Robot Automations#

        sequenceDiagram
    Actor RO as Robot Owner
    participant R as Robot
    participant DR as Data Repository
    participant ES as Elasticsearch

    RO->>+DR: POST /enhancement-requests/automations/ : percolator query
    DR->>-ES: Register percolator query

    alt On Import Batch
        loop For each Reference in batch
            DR->>DR: Ingest Reference
            DR->>DR: Deduplicate Reference
            DR->>ES: Percolate new Reference
            loop For each matching robot
                DR->>R: Enhancement Request with matching References
            end
            loop Continuous polling
                R->>DR: POST /robot-enhancement-batches/ : Poll for work
                DR->>R: RobotEnhancementBatch (if pending enhancements available)
            end
        end
    else On Batch Enhancement
        DR->>DR: Ingest Enhancements
        DR->>ES: Percolate new Enhancements
        loop For each matching robot
            DR->>R: Enhancement Request with matching References
        end
        loop Continuous polling
            R->>DR: POST /robot-enhancement-batches/ : Poll for work
            DR->>R: RobotEnhancementBatch (if pending enhancements available)
        end
    end
    
        flowchart TD
subgraph Repository
        G_R([Reference]) --> G_R1[Ingest Reference]
        G_R1 --> G_AUTO{Robot Automation Percolation}
        G_AUTO --> G_REQ[Create EnhancementRequests]
        G_R1 --> G_P[(Persistence)]
        G_REQ --> G_P[(Persistence)]
        G_REPO_PROC[Ingest Enhancement] --> G_P
        G_REPO_PROC --> G_AUTO
    end
    subgraph "Robot(s)"
        G_POLL[Robot Polling] --> G_BATCH[Fetch RobotEnhancementBatch]
        G_P --> G_BATCH
        G_BATCH --> G_ROBOT_PROC[Process Batch]
        G_ROBOT_PROC --> G_UPLOAD[Upload Results]
        G_UPLOAD --> G_REPO[Notify Repository]
    end
    G_REPO --> G_REPO_PROC
    

Context#

Robot automations allow Enhancement Requests to be automatically triggered based on criteria on incoming references or enhancements.

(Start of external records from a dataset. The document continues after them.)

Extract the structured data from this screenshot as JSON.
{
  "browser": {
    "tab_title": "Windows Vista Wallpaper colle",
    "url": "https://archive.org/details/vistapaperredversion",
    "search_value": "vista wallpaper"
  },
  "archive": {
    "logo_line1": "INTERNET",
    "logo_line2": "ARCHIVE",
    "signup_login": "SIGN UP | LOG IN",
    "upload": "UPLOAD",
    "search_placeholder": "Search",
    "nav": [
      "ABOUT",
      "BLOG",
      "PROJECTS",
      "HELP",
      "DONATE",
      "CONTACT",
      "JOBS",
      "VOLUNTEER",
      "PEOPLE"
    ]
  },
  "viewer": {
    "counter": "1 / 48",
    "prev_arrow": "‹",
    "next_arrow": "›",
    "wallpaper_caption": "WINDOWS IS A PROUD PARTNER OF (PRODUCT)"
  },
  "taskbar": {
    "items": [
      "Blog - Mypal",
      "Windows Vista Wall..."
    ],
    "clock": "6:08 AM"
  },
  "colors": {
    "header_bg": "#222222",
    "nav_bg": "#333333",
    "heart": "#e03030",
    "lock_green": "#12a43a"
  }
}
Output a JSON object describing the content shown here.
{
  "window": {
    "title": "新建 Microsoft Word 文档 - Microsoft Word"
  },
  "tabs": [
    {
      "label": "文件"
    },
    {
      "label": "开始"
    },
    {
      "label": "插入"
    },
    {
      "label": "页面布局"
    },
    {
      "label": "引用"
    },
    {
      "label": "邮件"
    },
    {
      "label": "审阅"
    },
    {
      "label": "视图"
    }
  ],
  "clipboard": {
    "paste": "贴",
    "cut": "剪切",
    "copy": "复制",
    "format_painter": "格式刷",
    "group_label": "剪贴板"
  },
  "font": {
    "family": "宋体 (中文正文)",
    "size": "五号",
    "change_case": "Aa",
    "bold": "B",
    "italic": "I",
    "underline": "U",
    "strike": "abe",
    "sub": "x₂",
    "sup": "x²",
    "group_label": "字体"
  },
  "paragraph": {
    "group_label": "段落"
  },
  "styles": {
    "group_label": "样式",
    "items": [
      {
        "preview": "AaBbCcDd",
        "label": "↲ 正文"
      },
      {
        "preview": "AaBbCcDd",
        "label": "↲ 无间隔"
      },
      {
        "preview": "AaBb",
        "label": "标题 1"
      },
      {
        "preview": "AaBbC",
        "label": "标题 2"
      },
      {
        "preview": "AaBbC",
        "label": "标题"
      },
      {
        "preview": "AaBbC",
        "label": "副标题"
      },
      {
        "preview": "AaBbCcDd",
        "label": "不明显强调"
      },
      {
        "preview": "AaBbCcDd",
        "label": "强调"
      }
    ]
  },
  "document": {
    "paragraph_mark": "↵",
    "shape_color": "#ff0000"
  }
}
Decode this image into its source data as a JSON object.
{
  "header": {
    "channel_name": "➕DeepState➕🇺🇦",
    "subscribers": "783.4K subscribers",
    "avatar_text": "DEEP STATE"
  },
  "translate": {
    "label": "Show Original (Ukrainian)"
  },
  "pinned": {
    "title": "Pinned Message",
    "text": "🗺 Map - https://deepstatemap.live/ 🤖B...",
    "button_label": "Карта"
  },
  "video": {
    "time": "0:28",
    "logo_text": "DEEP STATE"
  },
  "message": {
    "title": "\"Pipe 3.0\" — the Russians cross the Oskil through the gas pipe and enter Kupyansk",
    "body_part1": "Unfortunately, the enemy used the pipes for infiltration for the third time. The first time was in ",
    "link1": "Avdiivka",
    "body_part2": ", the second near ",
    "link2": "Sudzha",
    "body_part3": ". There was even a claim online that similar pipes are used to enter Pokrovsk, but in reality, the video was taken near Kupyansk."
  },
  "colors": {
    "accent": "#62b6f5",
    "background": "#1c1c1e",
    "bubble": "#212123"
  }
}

This is achieved through a percolator query registered by the robot owner in the data repository using the /enhancement-requests/automations/ endpoint.

When references or enhancements match the automation criteria, the data repository creates EnhancementRequest objects for the matching robots. Robots can discover and process work through polling. When a robot polls for work, the repository creates a RobotEnhancementBatch on-demand containing available pending enhancements for that robot, up to a configurable batch size limit.

Percolation#

The automation criteria is implemented as an Elasticsearch percolator query. Percolation is the inverse of a traditional Elasticsearch search: the query is stored in the index, and the document is used to search. When writing a percolator query, the key question is: “What shape should new references and/or enhancements have to automatically request enhancements from this robot?”.

Query context is implicit when the percolator query is registered - i.e. the top-level element of RobotAutomationIn.query should not be query.

There are two scenarios that can trigger percolation:

  • On deduplication, if the active decision has changed

  • On added enhancement

Structure#

Each percolated document contains two fields: reference and changeset. Both of these fields map to Reference objects. reference is the complete reference, deduplicated, and changeset is the change that was just applied. The repository is append-only, and so is the changeset - it only represents newly available information to the reference.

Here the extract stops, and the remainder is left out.